American carnage? I didn’t see it then, and I don’t see it now. And frankly it’s offensive to me that someone would annotate it as such– much less claim that he’s going to be the one that cleans it all up. Because anyone who says either of these things has no idea what America is and no respect for the people who have actually forged it.
Yes, we may live in a deeply divided country, and one teetering dangerously towards ideological hatred as well as racial, sexual, and religious animus. We may live in a nation where politicians can be excoriated for simply talking to the other side and can be run out of office for proposing to deal with them, in communities where we are asked to choose between good policemen and the righteous activists as if bad cops have never killed innocent minorities and protesters have never resorted to violence and vandalism, and in a culture where protesters are met with an instinctual, power-structured enmity that rapidly devolves into grade-school name-calling rather than with the impulse to engage people of differing ideas so as to learn why they may think the way we do. And we may live in an America where everything seems so overwhelming that it appears reasonable to give in to those purporting to make sense of it all, so many congregates without the inclination or initiative to think about the validity of the sermons they are hearing.

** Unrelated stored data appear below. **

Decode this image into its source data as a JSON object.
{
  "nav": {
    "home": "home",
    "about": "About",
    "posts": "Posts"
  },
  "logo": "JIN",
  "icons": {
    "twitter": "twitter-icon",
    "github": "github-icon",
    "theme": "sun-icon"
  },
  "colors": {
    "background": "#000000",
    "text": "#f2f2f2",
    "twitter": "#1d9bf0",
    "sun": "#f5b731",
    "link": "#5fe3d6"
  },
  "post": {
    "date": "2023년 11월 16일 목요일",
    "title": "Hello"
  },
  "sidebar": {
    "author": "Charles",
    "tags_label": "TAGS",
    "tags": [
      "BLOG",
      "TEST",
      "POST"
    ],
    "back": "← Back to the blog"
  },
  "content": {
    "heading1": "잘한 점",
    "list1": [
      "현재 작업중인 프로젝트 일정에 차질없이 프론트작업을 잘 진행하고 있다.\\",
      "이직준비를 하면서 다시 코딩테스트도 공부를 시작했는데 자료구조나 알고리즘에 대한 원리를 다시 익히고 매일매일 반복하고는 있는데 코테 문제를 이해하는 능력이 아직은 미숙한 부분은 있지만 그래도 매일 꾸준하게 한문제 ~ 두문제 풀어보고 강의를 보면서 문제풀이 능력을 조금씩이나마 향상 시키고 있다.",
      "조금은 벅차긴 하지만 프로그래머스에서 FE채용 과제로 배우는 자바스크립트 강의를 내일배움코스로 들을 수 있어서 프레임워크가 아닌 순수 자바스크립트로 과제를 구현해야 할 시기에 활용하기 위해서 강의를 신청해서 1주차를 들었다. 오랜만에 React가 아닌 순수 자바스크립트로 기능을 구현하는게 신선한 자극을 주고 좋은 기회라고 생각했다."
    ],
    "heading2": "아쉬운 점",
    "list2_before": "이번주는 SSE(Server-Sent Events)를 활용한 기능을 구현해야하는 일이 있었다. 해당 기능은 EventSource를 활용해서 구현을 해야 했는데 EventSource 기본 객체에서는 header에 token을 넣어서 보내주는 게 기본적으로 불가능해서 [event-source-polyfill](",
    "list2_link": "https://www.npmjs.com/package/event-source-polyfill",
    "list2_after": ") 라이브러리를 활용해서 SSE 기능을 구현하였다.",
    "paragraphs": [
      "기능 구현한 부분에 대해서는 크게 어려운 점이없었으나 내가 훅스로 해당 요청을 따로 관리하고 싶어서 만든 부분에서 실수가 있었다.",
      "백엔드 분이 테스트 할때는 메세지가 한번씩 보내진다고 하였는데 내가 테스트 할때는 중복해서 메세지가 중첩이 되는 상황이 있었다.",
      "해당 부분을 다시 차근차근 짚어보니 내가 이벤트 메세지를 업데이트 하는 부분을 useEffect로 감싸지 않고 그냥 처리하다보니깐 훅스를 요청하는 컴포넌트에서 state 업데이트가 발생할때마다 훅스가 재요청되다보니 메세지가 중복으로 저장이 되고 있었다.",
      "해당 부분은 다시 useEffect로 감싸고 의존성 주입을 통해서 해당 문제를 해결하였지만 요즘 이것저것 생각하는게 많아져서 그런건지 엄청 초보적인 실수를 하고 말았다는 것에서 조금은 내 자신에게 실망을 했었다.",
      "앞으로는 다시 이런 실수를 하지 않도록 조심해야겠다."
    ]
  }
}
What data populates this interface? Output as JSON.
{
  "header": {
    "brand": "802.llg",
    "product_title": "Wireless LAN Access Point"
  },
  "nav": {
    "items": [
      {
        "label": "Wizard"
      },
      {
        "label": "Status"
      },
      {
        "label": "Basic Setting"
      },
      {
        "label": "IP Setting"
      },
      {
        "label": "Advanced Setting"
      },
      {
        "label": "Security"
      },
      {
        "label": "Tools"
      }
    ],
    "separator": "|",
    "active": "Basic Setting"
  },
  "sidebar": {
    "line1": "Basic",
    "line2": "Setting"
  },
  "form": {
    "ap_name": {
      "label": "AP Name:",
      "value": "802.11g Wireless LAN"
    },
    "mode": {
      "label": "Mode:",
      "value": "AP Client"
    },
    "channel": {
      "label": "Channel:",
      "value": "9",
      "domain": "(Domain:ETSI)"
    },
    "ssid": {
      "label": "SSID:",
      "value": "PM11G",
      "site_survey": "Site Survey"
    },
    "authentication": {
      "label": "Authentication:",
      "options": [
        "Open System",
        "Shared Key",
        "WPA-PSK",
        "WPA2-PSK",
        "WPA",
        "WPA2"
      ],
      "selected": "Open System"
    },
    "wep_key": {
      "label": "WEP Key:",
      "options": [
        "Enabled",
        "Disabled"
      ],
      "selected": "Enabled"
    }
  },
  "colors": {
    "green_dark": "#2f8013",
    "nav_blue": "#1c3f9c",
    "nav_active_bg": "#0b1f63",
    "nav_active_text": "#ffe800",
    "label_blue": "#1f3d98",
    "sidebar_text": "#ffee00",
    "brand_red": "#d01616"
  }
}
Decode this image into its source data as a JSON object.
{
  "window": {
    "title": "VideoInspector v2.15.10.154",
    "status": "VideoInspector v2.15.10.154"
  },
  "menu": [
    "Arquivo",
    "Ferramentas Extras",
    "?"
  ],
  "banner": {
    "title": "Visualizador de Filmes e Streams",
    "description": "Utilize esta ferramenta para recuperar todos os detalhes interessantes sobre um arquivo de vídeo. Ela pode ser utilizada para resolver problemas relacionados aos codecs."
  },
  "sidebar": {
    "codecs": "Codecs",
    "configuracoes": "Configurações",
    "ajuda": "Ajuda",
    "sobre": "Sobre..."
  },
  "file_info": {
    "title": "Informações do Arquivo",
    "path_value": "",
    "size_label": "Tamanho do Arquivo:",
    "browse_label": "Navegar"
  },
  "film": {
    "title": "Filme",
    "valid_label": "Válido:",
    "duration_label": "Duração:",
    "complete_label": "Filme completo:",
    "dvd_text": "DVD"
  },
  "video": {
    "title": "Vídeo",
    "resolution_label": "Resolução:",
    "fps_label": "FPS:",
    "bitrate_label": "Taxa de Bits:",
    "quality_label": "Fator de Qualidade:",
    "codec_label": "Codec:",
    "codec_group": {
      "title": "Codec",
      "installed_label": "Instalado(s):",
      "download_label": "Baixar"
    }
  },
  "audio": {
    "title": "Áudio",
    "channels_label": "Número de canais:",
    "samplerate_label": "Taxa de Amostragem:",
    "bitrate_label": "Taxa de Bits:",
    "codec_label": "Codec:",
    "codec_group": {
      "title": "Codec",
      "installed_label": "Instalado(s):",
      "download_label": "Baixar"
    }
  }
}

But the best of us are fighters. And the majority of us constitute the best. And so every time I hear someone say that the country is going to hell or that we are losing our way as a people or that the nation is at the tip of an existential crisis, I remember everything I have seen and everyone I have met, and I know to have faith in the vibrancy of the American spiritual body. Because for all its faults America is strong and good and very much alive, and for all their failings Americans are as dedicated to fighting for it as they were in 1775 and 1861 and 1941. These are the people who have always done the fighting, and they’re the ones that are going to be doing it now. And though it may not happen at the pace we like, eventually the unrighteous is always left in the wake of the progress won by the struggle.